Some of the industry's leading executives offered tips and advice to RIA principals during the annual MarketCounsel Summit, which attracted an elite gathering of power players in the independent planning channel.
- M&A shouldn't be a part-time activity for the CEO.
If an advisory firm is thinking about selling or buying, the founder or CEO shouldn't just set it aside for "Friday afternoons from 3 to 5," said Bob Oros, an executive vice president at Fidelity Investments. "It has to be a full-time job. He or she has to think about it every day."
- An acquisition should be strategic, not random.
Acquiring a firm far from your geographical footprint or with a very different business model just because it's available "doesn't make sense," said Mark Tibergien, CEO of Pershing Advisor Solutions.
"You have to ask if it's a strategic decision," Tibergien explained. "The addition of assets is not necessarily helpful." If the clients are mostly older, he went on, "it's like buying depleted oil wells -- the assets have diminishing value."
- Beware the 'Valley of Death.'
It's hard work to get to $500 million in assets under management. But many advisory firms face an even tougher challenge once they reach that threshold, said Liz Nesvold, managing partner at Silver Lane Advisors, one of the industry's leading investment banking firms specializing in RIA M&A.
Nesvold calls the gap between $500 million and $1 billion the "Valley of Death." Firms tend to take exhale once they hit the half-million mark, but that's a mistake, she said. "That's when you need to reinvest in the business and hire for their next evolution," Nesvold told advisors. "Growth is really important."
- Think beyond valuation.
Of course the term sheet is important, but both buyers and sellers should ensure any deal meets strategic objectives, said Robert Thornton, president of First Republic Private Wealth Management. "The principals have to go beyond valuation and fully understand what each side wants from the deal," Thornton said.
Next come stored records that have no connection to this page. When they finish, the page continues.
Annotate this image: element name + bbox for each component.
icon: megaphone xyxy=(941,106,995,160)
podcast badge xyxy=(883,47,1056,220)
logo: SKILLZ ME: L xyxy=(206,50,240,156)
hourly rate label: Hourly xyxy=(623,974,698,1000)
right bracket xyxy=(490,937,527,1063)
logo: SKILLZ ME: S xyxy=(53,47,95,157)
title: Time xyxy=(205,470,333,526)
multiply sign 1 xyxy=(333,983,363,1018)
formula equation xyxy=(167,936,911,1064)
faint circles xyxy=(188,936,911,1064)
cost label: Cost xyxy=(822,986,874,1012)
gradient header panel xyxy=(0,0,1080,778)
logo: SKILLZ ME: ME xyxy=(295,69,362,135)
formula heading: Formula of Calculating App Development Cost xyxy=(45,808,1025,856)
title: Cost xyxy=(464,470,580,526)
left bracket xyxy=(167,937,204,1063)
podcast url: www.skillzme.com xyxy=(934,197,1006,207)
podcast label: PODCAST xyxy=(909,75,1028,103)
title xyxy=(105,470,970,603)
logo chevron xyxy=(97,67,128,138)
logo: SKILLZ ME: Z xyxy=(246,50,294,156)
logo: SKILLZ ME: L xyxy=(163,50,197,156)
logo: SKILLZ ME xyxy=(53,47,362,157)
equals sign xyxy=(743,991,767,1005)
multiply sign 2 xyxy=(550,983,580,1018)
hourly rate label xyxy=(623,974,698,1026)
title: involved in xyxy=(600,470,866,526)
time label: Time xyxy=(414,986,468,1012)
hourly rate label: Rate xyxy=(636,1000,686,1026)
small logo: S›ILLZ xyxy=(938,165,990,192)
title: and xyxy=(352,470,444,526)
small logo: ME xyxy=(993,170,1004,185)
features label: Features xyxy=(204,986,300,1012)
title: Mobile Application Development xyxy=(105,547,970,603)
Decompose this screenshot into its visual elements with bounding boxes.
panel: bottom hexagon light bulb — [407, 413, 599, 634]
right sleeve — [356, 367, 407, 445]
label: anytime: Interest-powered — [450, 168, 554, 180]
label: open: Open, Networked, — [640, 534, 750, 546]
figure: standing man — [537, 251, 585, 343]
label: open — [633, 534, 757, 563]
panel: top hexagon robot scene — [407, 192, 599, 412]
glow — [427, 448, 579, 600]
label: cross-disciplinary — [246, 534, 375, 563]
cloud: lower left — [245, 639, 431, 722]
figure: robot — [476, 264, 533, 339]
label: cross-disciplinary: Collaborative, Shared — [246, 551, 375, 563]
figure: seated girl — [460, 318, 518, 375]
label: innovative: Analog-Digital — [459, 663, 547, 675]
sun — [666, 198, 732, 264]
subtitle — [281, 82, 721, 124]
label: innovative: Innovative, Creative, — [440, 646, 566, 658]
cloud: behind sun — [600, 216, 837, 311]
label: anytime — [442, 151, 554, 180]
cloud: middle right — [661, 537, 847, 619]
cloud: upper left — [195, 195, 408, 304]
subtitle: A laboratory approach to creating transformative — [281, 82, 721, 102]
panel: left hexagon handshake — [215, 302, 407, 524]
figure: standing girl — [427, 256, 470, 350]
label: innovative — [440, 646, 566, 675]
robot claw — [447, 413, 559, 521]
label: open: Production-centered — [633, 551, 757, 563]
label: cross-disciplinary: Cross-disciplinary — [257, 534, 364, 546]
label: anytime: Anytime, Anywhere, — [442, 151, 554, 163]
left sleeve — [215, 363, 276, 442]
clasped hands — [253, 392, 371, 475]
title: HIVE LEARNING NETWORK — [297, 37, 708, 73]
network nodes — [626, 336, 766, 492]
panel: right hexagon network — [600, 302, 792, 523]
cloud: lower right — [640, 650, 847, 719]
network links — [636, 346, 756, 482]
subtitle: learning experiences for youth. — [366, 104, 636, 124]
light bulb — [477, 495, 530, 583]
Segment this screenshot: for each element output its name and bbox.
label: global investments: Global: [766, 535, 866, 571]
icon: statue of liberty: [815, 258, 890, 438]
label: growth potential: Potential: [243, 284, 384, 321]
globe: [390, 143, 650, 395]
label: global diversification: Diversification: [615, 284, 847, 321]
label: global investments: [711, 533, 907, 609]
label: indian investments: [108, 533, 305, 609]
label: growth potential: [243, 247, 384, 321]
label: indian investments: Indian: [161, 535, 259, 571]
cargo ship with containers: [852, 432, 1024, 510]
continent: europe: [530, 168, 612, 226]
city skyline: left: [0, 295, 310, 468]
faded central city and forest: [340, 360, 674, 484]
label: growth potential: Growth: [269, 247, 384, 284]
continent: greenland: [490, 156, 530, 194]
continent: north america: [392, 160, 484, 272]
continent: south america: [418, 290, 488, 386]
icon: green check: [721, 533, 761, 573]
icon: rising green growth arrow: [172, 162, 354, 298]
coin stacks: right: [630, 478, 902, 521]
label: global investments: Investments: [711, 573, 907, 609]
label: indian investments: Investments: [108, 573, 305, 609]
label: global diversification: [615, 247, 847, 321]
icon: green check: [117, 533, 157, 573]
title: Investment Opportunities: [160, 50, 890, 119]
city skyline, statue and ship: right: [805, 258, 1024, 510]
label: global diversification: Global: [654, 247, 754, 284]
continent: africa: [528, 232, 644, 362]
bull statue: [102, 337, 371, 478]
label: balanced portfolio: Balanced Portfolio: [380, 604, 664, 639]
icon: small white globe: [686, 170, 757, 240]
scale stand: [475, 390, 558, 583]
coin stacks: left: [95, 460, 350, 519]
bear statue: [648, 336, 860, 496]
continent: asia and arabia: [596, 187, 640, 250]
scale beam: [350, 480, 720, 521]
Read More: Valuing an RIA: Which Factors Matter Most
- Culture really is important.
Get to know the other firm really, really well. "Dating is fun, but you have to think beyond the honeymoon and about how you're going to relate as partners," Nesvold said.
She went on to tell a story about a deal she worked on that was nearly complete -- until one of the RIAs realized that everyone at the other firm wore a tie -- which no one in his firm did. The deal did not get done.
- Don't be too aggressive.
The numbers may work and the may culture fit, but upon final review of the term sheet, the seller makes a new request – and imperils the deal.
Thornton said he's seen it happen with disastrous consequences. "If you have a deal that works, don't be too aggressive," he told advisors. "Take a step back and work with a third party to get back on track."
One firm that didn't take that advice paid nearly, he recounted, because the buyer they pushed back on was offering the best price. "Rule No. 1 if you're a seller is don't give up leverage if you know the buyer is the best buyer," Thornton said. If the seller causes the best buyer to walk away because of minor but aggravating demands, "leverage turns quickly regarding what kind of terms you get [with the next buyer.]"
- Don’t give in to fear.
Concerned about the markets? Afraid the bull has run its course and that valuations for RIAs have peaked?
Marty Bicknell, CEO of Mariner Wealth Advisors, which has over $10 billion in AUM, disagrees. "I don't see a top in valuations, and I don't think prices will fall in 2016," Bicknell says. However, "I do see a huge valuations gap between firms that are growing and those that are not."
Brent Brodeski, CEO of Savant Capital Management agreed. "M&A opportunities are bigger now than I thought six months ago,” he said.